Alkaline chlorination, an efficient but high chemical cost process, is commonly employed for cyanide (CN⁻) removal from CN-rich wastewater streams. CN⁻ removal and recovery through the precipitation of Prussian Blue (Fe₄^III[Fe^II(CN)₆]₃, PB) or Turnbull’s Blue (Fe₃^II[Fe^III(CN)₆]₂, TB) were realized using iron salts, leading to a cost-effective and sustainable process producing a valuable recovery product. However, the precipitation of PB and TB is highly affected by pH and dissolved oxygen (DO). CN⁻ removal and recovery from CN-containing water by crystallization of PB and/or TB were investigated using dissolved iron that was electrochemically generated from a sacrificial iron anode under various pH values, initial CN⁻ levels (10 to100 mg/L) and DO levels (aeration, mechanical mixing, and N₂ purging).
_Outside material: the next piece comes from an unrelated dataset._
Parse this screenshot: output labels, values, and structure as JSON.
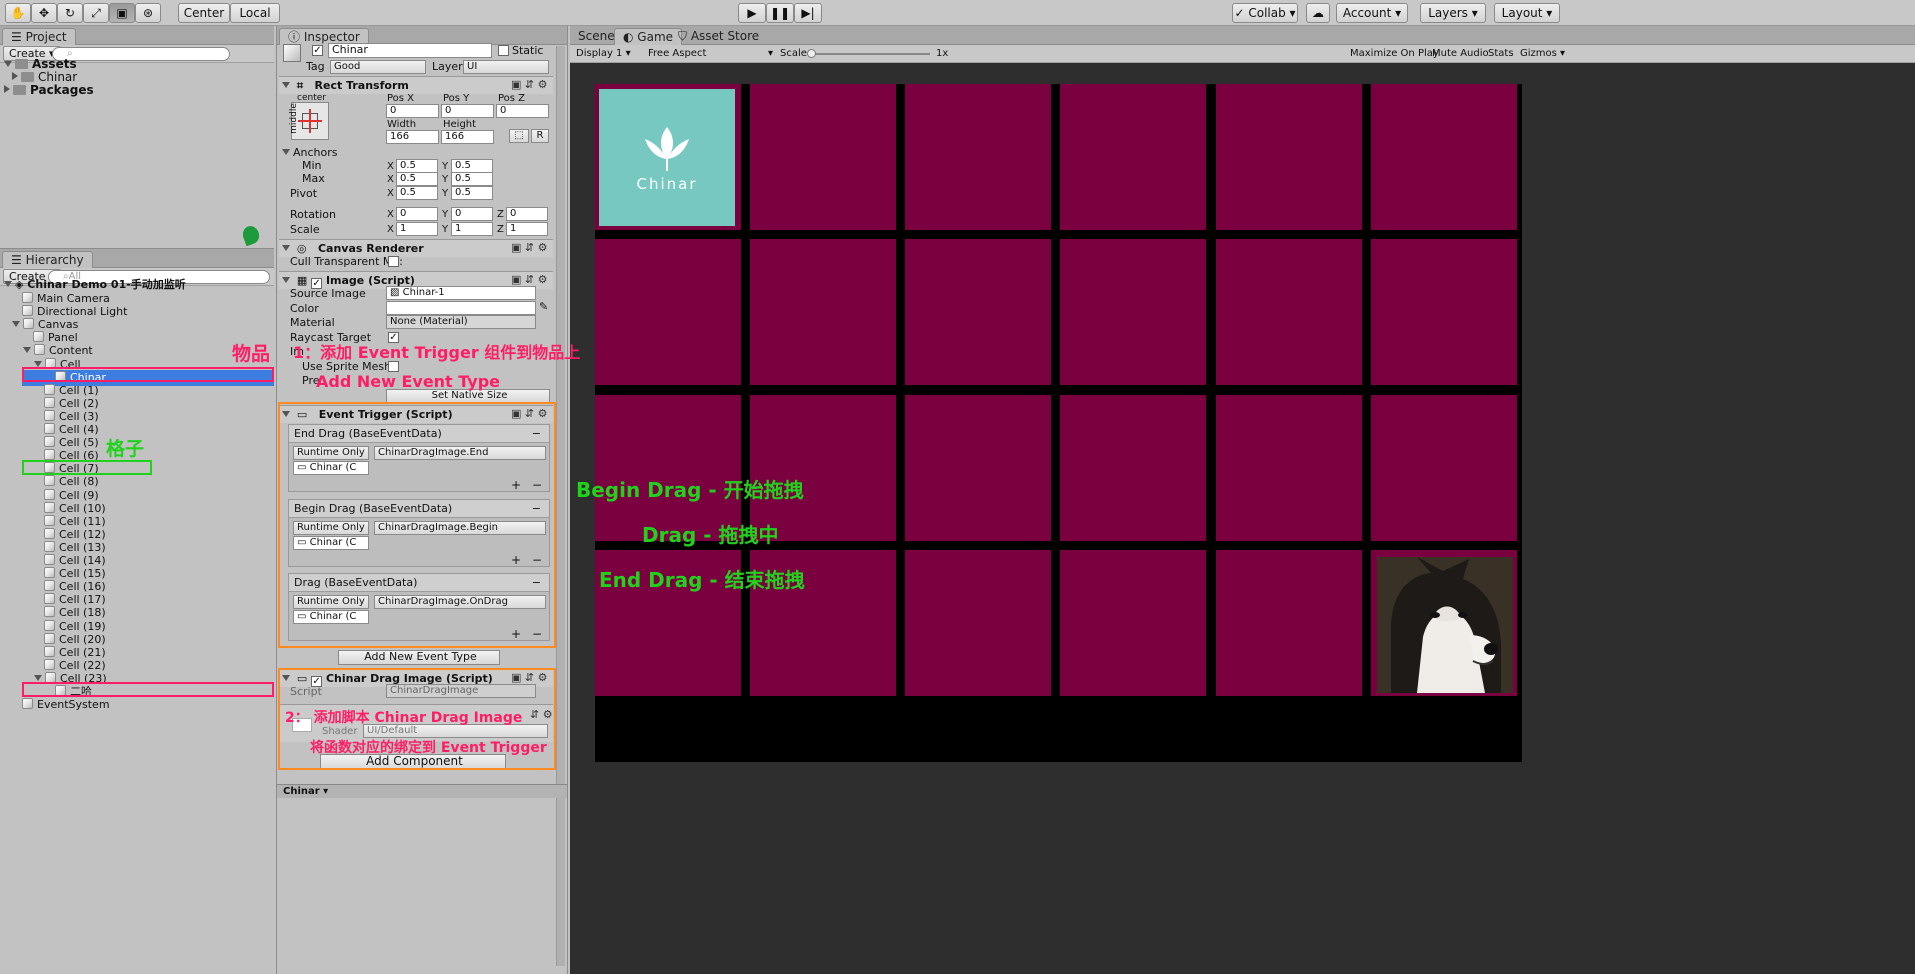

It was shown that the complexation of CN⁻ with Fe ions prevented the vaporization of HCN under acidic pH. At pH of 7 and initial CN⁻ concentration of 10 mg/L, CN⁻ removal efficiency increases linearly with increasing Fe:CN⁻ molar ratios, reaching 80% at the Fe:CN⁻ molar ratio of 5. A clear blue precipitate was observed between the pH range of 5–7. CN⁻ removal increases with increasing initial CN⁻ concentration, resulting in residual CN⁻ concentrations of 8, 7.5 and 12 mg/L in the effluent with the Fe:CN⁻ molar ratio of 0.8 for initial concentrations of 10, 50 and 100 mg CN⁻/L, respectively. A polishing treatment with H₂O₂ oxidation was employed to lower the residual CN⁻ concentration to meet the discharge limit of <1 mg CN⁻/L.